Members of the public suggested, among other things, that the awards not be disbursed on a first-come, first-serve basis but that the county deploy “culturally-competent outreach,” or even that enrollment be automatic. It was also suggested that a person would have to live in their home for at least 25 years, or that an heir’s family’s years of residence should count toward ownership requirements. Other requests were that the awards be made only in areas impacted by urban renewal or Opportunity Zones and that they are equal to 30 percent of the total tax bill.

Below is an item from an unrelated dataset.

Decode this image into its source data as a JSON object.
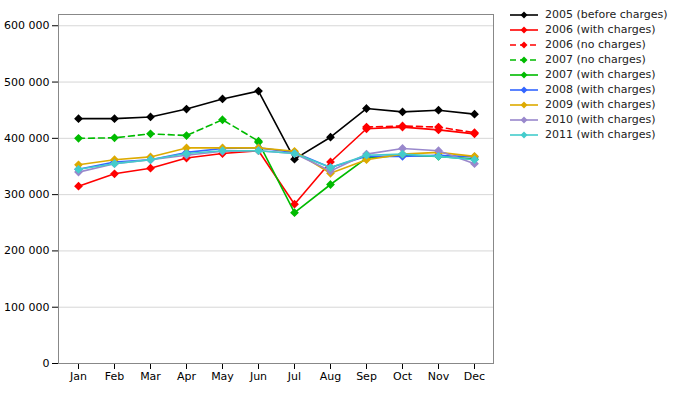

The input didn’t seem to weave into the staff’s revised product. The second iteration proposed a cap of $250, expanded the applicability to housing costs as well as the tax bill, and increased the minimum duration of residency to five years. Commissioner Jasmine Beach-Ferrara, considering that the average increase in property taxes was in the range of $200-$300, suggested raising the cap to $300. Commissioner Robert Pressley, in the minority, would have preferred to keep the cap lower so more, and more low-income, people could benefit. The number of persons needing assistance was not yet available.

The City of Asheville is contributing $150,000 to the program with grants capped at $200. The city and county grants cannot be combined with overlapping forms.